According to above-mentioned data uploading method and uploading system, the present invention can be implemented as follows.
(1) the file fragmentation size set according to host-host protocol, and the value is set as the threshold value of file fragmentation, will be greater than
The file of the threshold value carries out burst, and file fragmentation is numbered.
(2) in the multiple transmission threads of client terminal start-up, file is transmitted.
(3) set up in service end and receive window, carry out file reception, the file for burst enters according to the numbering of file
Style of writing part integrity verification, for the file fragmentation not received, sends to client and retransmits request.
(4) received complete big file in window is carried out the restructuring of file.
(5) whether it has been transmitted according to listed files checking file synchronous in service end and client, if not
Complete, sent to client and retransmit request.
(6) file transmission is completed, is returned to client and is completed response.
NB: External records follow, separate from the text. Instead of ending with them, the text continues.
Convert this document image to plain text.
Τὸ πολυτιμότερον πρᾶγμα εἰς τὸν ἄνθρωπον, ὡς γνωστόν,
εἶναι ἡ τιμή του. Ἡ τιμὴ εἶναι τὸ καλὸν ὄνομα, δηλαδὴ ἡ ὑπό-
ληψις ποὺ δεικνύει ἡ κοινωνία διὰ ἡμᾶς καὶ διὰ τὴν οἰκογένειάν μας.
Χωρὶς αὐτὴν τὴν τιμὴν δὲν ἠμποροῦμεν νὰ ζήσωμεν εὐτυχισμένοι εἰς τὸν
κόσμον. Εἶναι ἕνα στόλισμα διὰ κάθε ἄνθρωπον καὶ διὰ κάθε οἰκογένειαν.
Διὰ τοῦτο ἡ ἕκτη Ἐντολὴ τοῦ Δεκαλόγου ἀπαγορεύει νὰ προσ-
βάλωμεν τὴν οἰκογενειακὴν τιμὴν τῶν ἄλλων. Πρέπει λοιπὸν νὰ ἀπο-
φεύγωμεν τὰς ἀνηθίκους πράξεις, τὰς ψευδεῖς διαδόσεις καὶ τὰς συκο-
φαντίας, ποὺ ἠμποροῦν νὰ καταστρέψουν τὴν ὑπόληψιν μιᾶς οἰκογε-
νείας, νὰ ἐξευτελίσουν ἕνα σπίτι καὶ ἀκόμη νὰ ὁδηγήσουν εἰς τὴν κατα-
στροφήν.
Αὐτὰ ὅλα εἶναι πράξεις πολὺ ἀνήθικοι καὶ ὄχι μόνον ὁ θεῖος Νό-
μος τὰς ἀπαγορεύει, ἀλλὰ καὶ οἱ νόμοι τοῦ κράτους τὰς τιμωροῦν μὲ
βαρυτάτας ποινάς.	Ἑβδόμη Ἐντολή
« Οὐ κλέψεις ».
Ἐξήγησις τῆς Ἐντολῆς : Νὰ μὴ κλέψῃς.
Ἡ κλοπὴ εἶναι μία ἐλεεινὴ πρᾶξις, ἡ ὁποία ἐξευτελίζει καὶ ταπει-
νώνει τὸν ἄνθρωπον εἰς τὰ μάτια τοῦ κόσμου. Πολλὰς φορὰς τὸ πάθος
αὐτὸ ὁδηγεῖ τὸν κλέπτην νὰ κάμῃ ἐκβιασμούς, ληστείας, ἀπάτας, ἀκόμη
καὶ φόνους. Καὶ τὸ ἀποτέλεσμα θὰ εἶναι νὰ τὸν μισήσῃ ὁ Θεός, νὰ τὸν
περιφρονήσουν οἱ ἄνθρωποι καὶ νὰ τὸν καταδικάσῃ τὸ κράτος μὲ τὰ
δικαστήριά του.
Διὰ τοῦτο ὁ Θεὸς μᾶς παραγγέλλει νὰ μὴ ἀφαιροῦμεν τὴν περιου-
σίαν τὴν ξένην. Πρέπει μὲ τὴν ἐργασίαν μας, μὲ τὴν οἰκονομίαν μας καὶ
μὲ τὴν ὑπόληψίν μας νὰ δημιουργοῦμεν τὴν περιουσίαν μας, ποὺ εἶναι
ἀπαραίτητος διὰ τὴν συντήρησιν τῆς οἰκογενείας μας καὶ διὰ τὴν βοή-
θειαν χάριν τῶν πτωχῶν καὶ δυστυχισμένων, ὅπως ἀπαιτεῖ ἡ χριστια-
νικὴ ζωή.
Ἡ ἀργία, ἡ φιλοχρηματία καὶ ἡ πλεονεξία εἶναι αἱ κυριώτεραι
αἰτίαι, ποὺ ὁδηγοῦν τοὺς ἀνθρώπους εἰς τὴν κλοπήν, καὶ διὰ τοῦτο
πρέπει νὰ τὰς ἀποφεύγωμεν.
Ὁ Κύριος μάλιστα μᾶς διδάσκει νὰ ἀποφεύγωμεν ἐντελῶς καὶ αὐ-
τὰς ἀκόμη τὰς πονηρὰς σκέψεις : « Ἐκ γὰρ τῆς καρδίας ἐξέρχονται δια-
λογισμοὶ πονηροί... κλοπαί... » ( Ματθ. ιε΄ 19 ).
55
In the present invention, unless otherwise clearly defined and limited, term " installation ", " connected ", " connection ", " fixation " etc.
Term should be interpreted broadly, for example, it may be fixedly connected, or be detachably connected, or integrally;Can be that machinery connects
Connect, or electrically connect;Can be joined directly together, it is also possible to be indirectly connected to by intermediary, can be in two elements
The connection in portion or two interaction relationships of element, unless otherwise clearly restriction.For one of ordinary skill in the art
For, can as the case may be understand above-mentioned term concrete meaning in the present invention.
In the description of this specification, reference term " one embodiment ", " some embodiments ", " the present embodiment ", " specific
The description of example " or " some examples " etc. mean to combine the specific features that the embodiment or example describe, structure, material or
Feature is contained at least one embodiment of the invention or example.In this manual, to the schematic representation of above-mentioned term
Necessarily it is directed to identical embodiment or example.And, the specific features of description, structure, material or feature can be
Combined in an appropriate manner in any one or more embodiments or example.Additionally, in the case of not conflicting, this area
Technical staff can be carried out the feature of the different embodiments or example described in this specification and different embodiments or example
With reference to and combination.
Presently preferred embodiments of the present invention is these are only, is not intended to limit the invention, it is all in substance of the present invention
On any modification, equivalent and the simple modifications made etc., should be included within the scope of the present invention.